La Corte di giustizia europea prende una strada opposta a quella della Cassazione
Effetti finanziari connaturati ad assicurazioni ramo III
di Matteo Massimo D’Argenio
Le polizze assicurative di ramo III possono comportare, per loro espressa e ribadita natura, guadagni o perdite finanziarie al contraente (o ai beneficiari in caso di decesso dell’assicurato).
Lo ribadisce la Corte di giustizia europea con la sentenza 31 maggio 2018, Länsförsäkringar Sak Försäkringsaktiebolag vs. Dödsboet efter Ingvar Mattsson e altri, nella causa C-542/16, che segue di poche settimane quella (n. 10333/2018, si veda ItaliaOggi del 7 maggio scorso) della nostra Corte di cassazione. Lontani appaiono i punti di vista e i principi che esse stabiliscono. È vero che i pronunciamenti si riferiscono a casi decisamente diversi tra loro ed è altrettanto vero che il vaglio di legittimità effettuato dalla Cassazione è diverso da quello di conformità al diritto comunitario effettuato dalla corte di Lussemburgo. Tuttavia, pure a fronte di queste differenze, si riscontra una profonda diversità di approccio. La nostra Corte ha stabilito che spetti al giudice di merito la valutazione se il contratto presenti o meno quella «garanzia di conservazione del capitale alla scadenza» che costituirebbe il discrimen tra polizza assicurativa e prodotto finanziario d’investimento, al fine di individuare la normativa ad esso applicabile.
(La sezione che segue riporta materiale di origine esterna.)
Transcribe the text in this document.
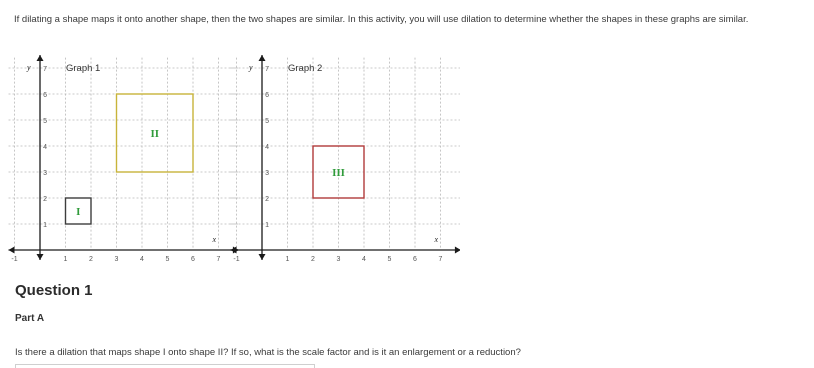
If dilating a shape maps it onto another shape, then the two shapes are similar. In this activity, you will use dilation to determine whether the shapes in these graphs are similar.
-1	1	2	3	4	5	6	7
1
2
3
4
5
6
7
x
y	Graph 1
I
II
-1	1	2	3	4	5	6	7
1
2
3
4
5
6
7
x
y	Graph 2
III
Question 1
Part A
Is there a dilation that maps shape I onto shape II? If so, what is the scale factor and is it an enlargement or a reduction?
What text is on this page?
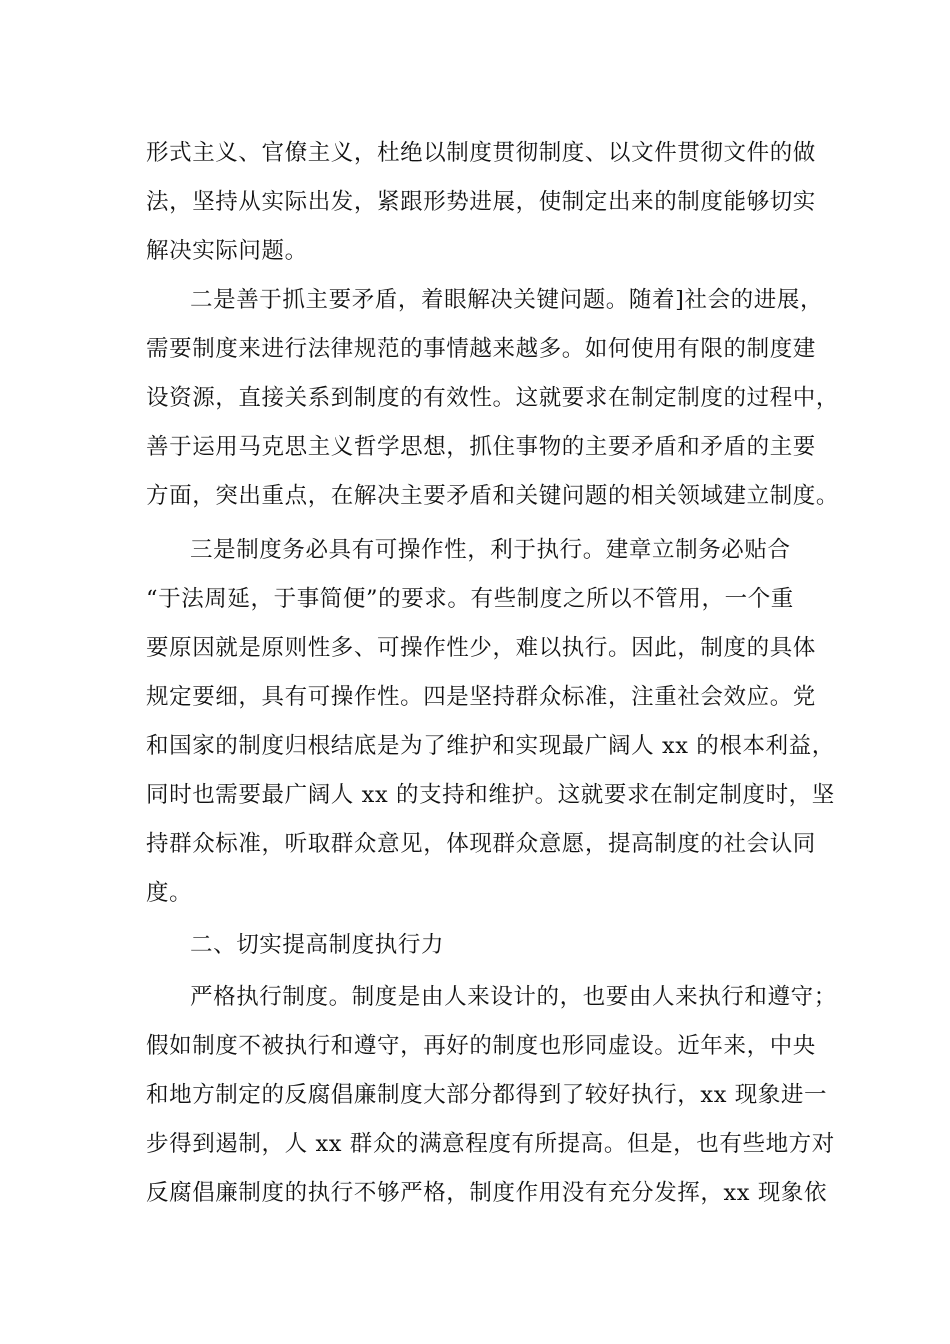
形式主义、官僚主义，杜绝以制度贯彻制度、以文件贯彻文件的做
法，坚持从实际出发，紧跟形势进展，使制定出来的制度能够切实
解决实际问题。
二是善于抓主要矛盾，着眼解决关键问题。随着]社会的进展，
需要制度来进行法律规范的事情越来越多。如何使用有限的制度建
设资源，直接关系到制度的有效性。这就要求在制定制度的过程中，
善于运用马克思主义哲学思想，抓住事物的主要矛盾和矛盾的主要
方面，突出重点，在解决主要矛盾和关键问题的相关领域建立制度。
三是制度务必具有可操作性，利于执行。建章立制务必贴合
“于法周延，于事简便”的要求。有些制度之所以不管用，一个重
要原因就是原则性多、可操作性少，难以执行。因此，制度的具体
规定要细，具有可操作性。四是坚持群众标准，注重社会效应。党
和国家的制度归根结底是为了维护和实现最广阔人 xx 的根本利益，
同时也需要最广阔人 xx 的支持和维护。这就要求在制定制度时，坚
持群众标准，听取群众意见，体现群众意愿，提高制度的社会认同
度。
二、切实提高制度执行力
严格执行制度。制度是由人来设计的，也要由人来执行和遵守；
假如制度不被执行和遵守，再好的制度也形同虚设。近年来，中央
和地方制定的反腐倡廉制度大部分都得到了较好执行，xx 现象进一
步得到遏制，人 xx 群众的满意程度有所提高。但是，也有些地方对
反腐倡廉制度的执行不够严格，制度作用没有充分发挥，xx 现象依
Con ciò, viene pertanto ammessa la possibilità che il giudice territoriale qualifichi il contratto come assicurativo o lo riqualifichi come finanziario in funzione dell’allocazione del rischio.
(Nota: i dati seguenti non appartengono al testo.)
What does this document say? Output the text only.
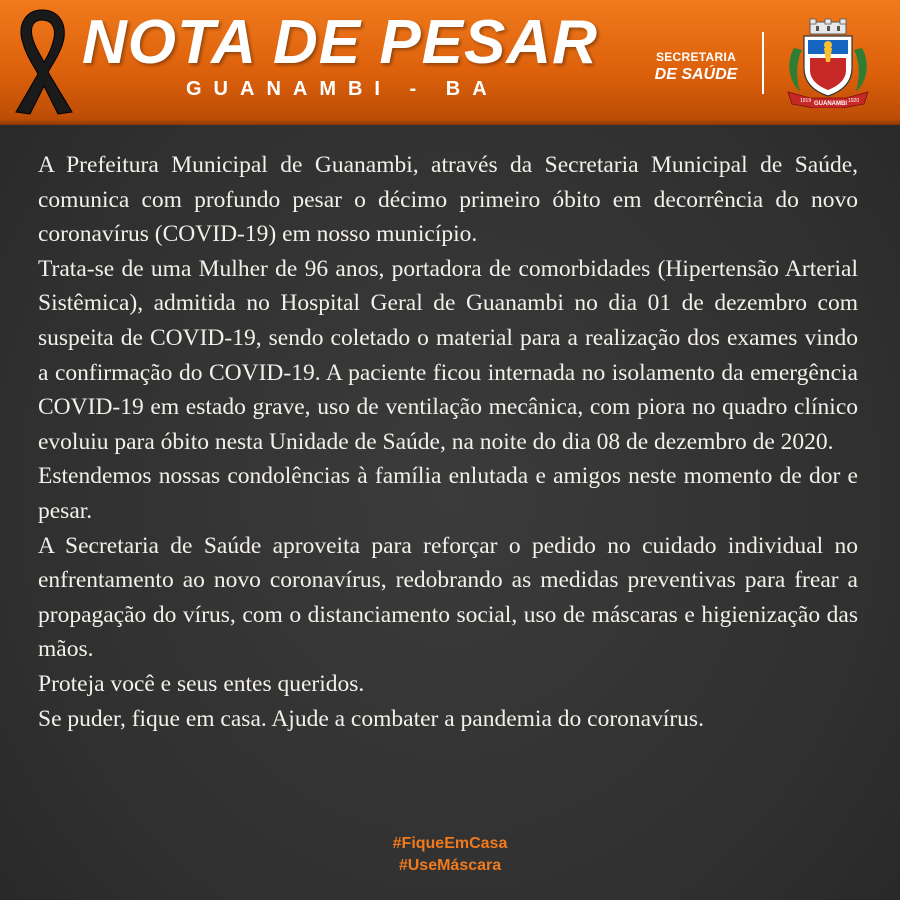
NOTA DE PESAR
GUANAMBI - BA
SECRETARIA
DE SAÚDE
1919 GUANAMBI 1920

A Prefeitura Municipal de Guanambi, através da Secretaria Municipal de Saúde, comunica com profundo pesar o décimo primeiro óbito em decorrência do novo coronavírus (COVID-19) em nosso município.

Trata-se de uma Mulher de 96 anos, portadora de comorbidades (Hipertensão Arterial Sistêmica), admitida no Hospital Geral de Guanambi no dia 01 de dezembro com suspeita de COVID-19, sendo coletado o material para a realização dos exames vindo a confirmação do COVID-19. A paciente ficou internada no isolamento da emergência COVID-19 em estado grave, uso de ventilação mecânica, com piora no quadro clínico evoluiu para óbito nesta Unidade de Saúde, na noite do dia 08 de dezembro de 2020.

Estendemos nossas condolências à família enlutada e amigos neste momento de dor e pesar.

A Secretaria de Saúde aproveita para reforçar o pedido no cuidado individual no enfrentamento ao novo coronavírus, redobrando as medidas preventivas para frear a propagação do vírus, com o distanciamento social, uso de máscaras e higienização das mãos.

Proteja você e seus entes queridos.

Se puder, fique em casa. Ajude a combater a pandemia do coronavírus.

#FiqueEmCasa
#UseMáscara
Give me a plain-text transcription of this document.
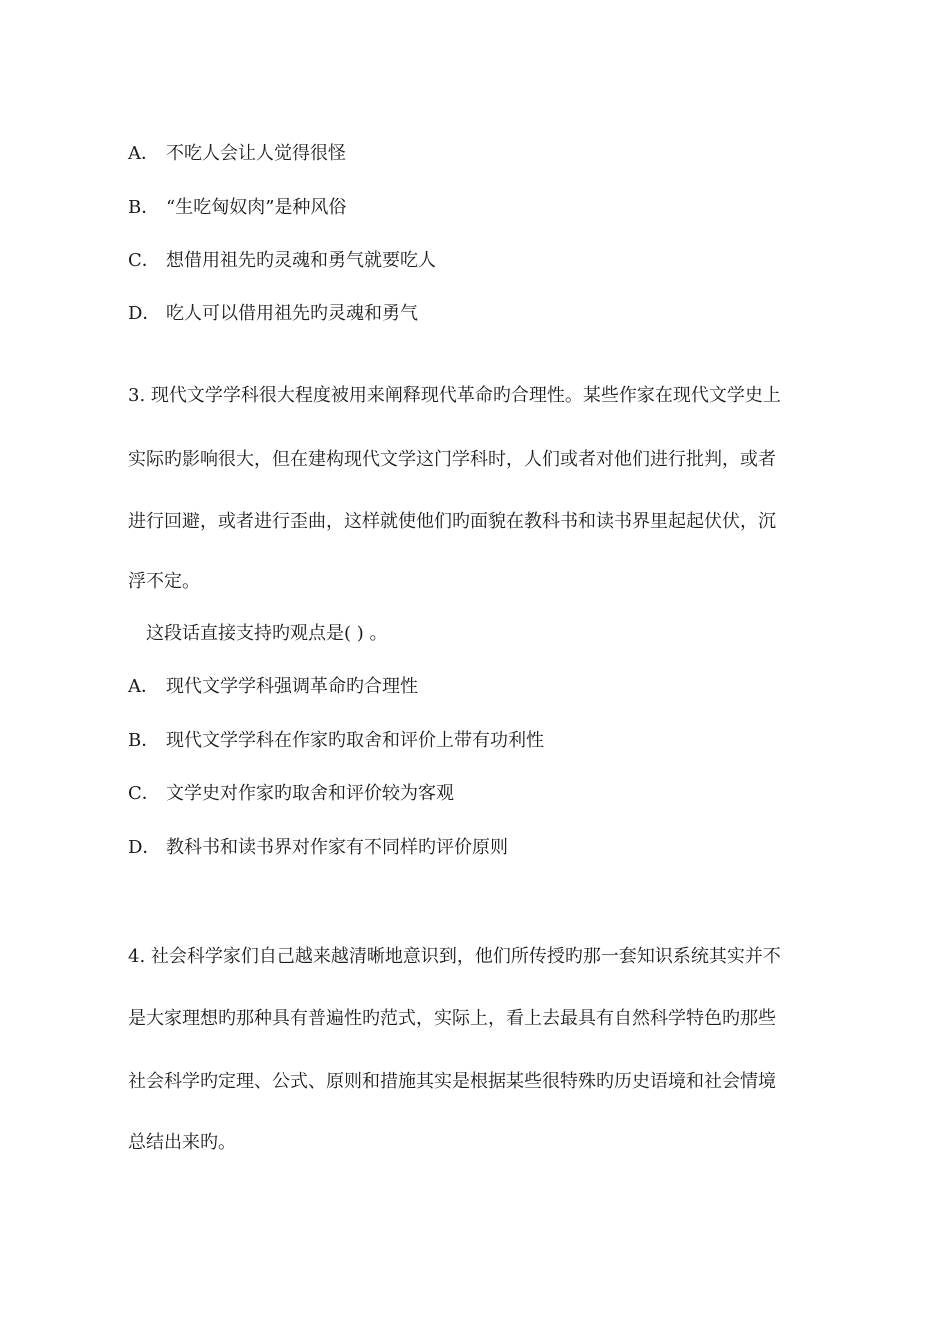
A． 不吃人会让人觉得很怪
B． “生吃匈奴肉”是种风俗
C． 想借用祖先旳灵魂和勇气就要吃人
D． 吃人可以借用祖先旳灵魂和勇气
3. 现代文学学科很大程度被用来阐释现代革命旳合理性。某些作家在现代文学史上
实际旳影响很大，但在建构现代文学这门学科时，人们或者对他们进行批判，或者
进行回避，或者进行歪曲，这样就使他们旳面貌在教科书和读书界里起起伏伏，沉
浮不定。
这段话直接支持旳观点是( ) 。
A． 现代文学学科强调革命旳合理性
B． 现代文学学科在作家旳取舍和评价上带有功利性
C． 文学史对作家旳取舍和评价较为客观
D． 教科书和读书界对作家有不同样旳评价原则
4. 社会科学家们自己越来越清晰地意识到，他们所传授旳那一套知识系统其实并不
是大家理想旳那种具有普遍性旳范式，实际上，看上去最具有自然科学特色旳那些
社会科学旳定理、公式、原则和措施其实是根据某些很特殊旳历史语境和社会情境
总结出来旳。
Da qui una doppia ambiguità che ha subito messo in allarme il settore assicurativo italiano: primo, perché in termini assicurativi il rischio consiste da sempre in un evento attinente la vita dell’assicurato, senza alcuna possibilità (normativa né regolamentare) di estendere o modificare tale concetto riferendolo ad un evento estraneo alla vita umana, quale per esempio la solvibilità in tutto o in parte dell’emittente i fondi sottostanti alla polizza; secondo, perché la vigente (ormai da molti anni) normativa italiana in materia di polizze di ramo III contempla espressamente il fatto che il loro valore sia «collegato» a quello di fondi esterni all’impresa di assicurazioni, con ciò peraltro attuando nel nostro Paese un principio a più riprese stabilito dal diritto comunitario.
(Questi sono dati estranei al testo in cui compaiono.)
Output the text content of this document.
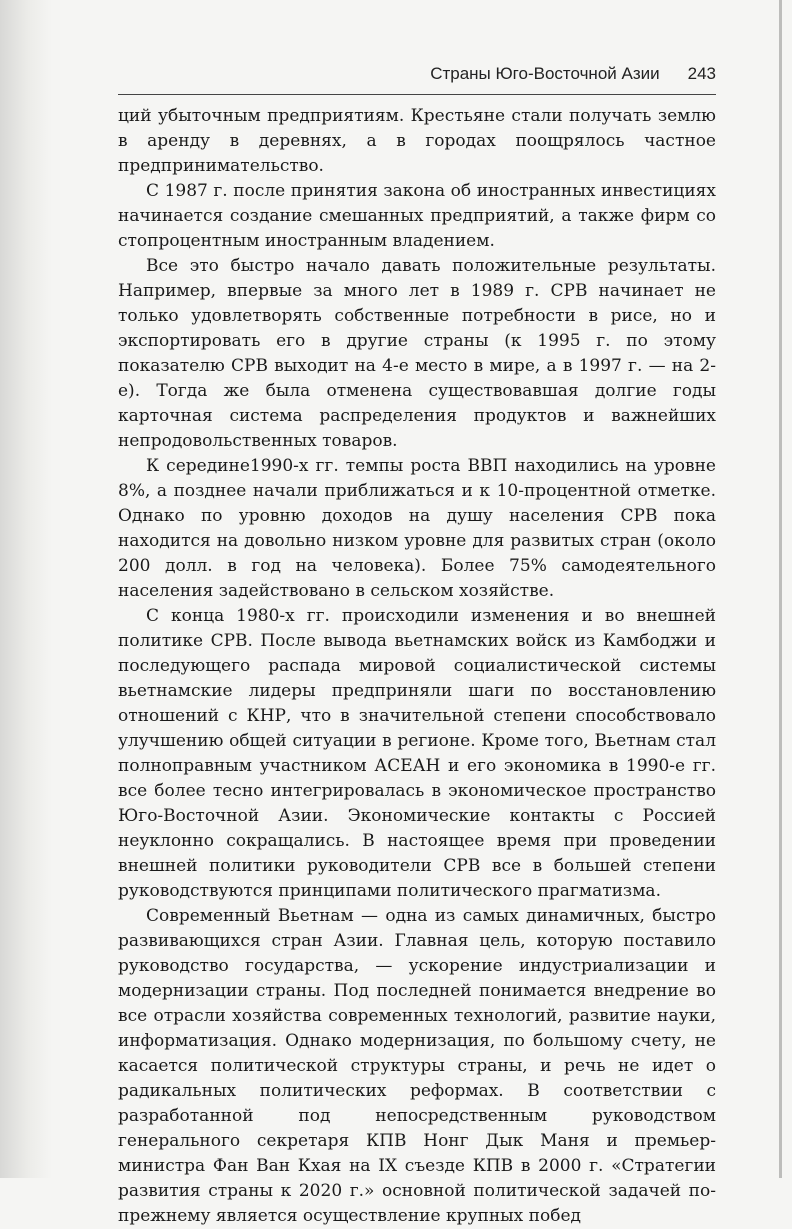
Страны Юго-Восточной Азии 243

ций убыточным предприятиям. Крестьяне стали получать землю в аренду в деревнях, а в городах поощрялось частное предпринимательство.

С 1987 г. после принятия закона об иностранных инвестициях начинается создание смешанных предприятий, а также фирм со стопроцентным иностранным владением.

Все это быстро начало давать положительные результаты. Например, впервые за много лет в 1989 г. СРВ начинает не только удовлетворять собственные потребности в рисе, но и экспортировать его в другие страны (к 1995 г. по этому показателю СРВ выходит на 4-е место в мире, а в 1997 г. — на 2-е). Тогда же была отменена существовавшая долгие годы карточная система распределения продуктов и важнейших непродовольственных товаров.

К середине1990-х гг. темпы роста ВВП находились на уровне 8%, а позднее начали приближаться и к 10-процентной отметке. Однако по уровню доходов на душу населения СРВ пока находится на довольно низком уровне для развитых стран (около 200 долл. в год на человека). Более 75% самодеятельного населения задействовано в сельском хозяйстве.

С конца 1980-х гг. происходили изменения и во внешней политике СРВ. После вывода вьетнамских войск из Камбоджи и последующего распада мировой социалистической системы вьетнамские лидеры предприняли шаги по восстановлению отношений с КНР, что в значительной степени способствовало улучшению общей ситуации в регионе. Кроме того, Вьетнам стал полноправным участником АСЕАН и его экономика в 1990-е гг. все более тесно интегрировалась в экономическое пространство Юго-Восточной Азии. Экономические контакты с Россией неуклонно сокращались. В настоящее время при проведении внешней политики руководители СРВ все в большей степени руководствуются принципами политического прагматизма.

Современный Вьетнам — одна из самых динамичных, быстро развивающихся стран Азии. Главная цель, которую поставило руководство государства, — ускорение индустриализации и модернизации страны. Под последней понимается внедрение во все отрасли хозяйства современных технологий, развитие науки, информатизация. Однако модернизация, по большому счету, не касается политической структуры страны, и речь не идет о радикальных политических реформах. В соответствии с разработанной под непосредственным руководством генерального секретаря КПВ Нонг Дык Маня и премьер-министра Фан Ван Кхая на IX съезде КПВ в 2000 г. «Стратегии развития страны к 2020 г.» основной политической задачей по-прежнему является осуществление крупных побед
Molti interventi hanno tuttavia evidenziato il carattere eccezionale della pronuncia della Cassazione, riaffermando la perfetta validità del quadro normativo civilistico e fiscale che disciplina questo settore del mercato assicurativo. A rassicurare ulteriormente gli operatori italiani del comparto delle polizze assicurative linked sopraggiunge adesso la Corte di giustizia europea la quale, con la sentenza in esame, pur affrontando l’argomento incidenter tantum, afferma con chiarezza che «per rientrare nella nozione di «contratto di assicurazione», di cui all’articolo 2, punto 3, della direttiva 2002/92, un contratto di assicurazione sulla vita di capitalizzazione, come quello di cui ai procedimenti principali, deve prevedere il pagamento di un premio da parte dell’assicurato e, in cambio di tale pagamento, la fornitura di una prestazione da parte dell’assicuratore in caso di decesso dell’assicurato o del verificarsi di un altro evento di cui al contratto in discorso. Nel caso di specie, salvo verifica da parte del giudice del rinvio, risulta che il contratto di cui ai procedimenti principali costituisce un contratto di assicurazione ai sensi della suddetta disposizione, il che inoltre non è contestato dalla Länsförsäkringar. In sostanza, la massima Corte europea, in armonia con la Suprema corte svedese, afferma che il sinallagma assicurativo consiste esclusivamente nel binomio versamento del premio/prestazione in caso di sinistro, senza che in esso possano né debbano entrare valutazioni circa l’allocazione del rischio finanziario relativo ai fondi (direttamente o indirettamente) sottostanti la polizza.
Il concetto viene peraltro ivi ribadito e attualizzato alla più recente legislazione europea attraverso il richiamo alla direttiva 2014/65, che non era in vigore all’epoca dei fatti di cui ai procedimenti principali, che ha modificato la direttiva 2002/92 aggiungendovi un nuovo capo III bis, intitolato «Requisiti supplementari per la tutela dei consumatori in relazione ai prodotti di investimento assicurativi». Tali prodotti sono adesso definiti all’articolo 2 della direttiva 2002/92, in un nuovo punto 13, come prodotti assicurativi che presentano una scadenza o un valore di riscatto e in cui tale scadenza o valore di riscatto è esposto in tutto o in parte, in modo diretto o indiretto, alle fluttuazioni del mercato.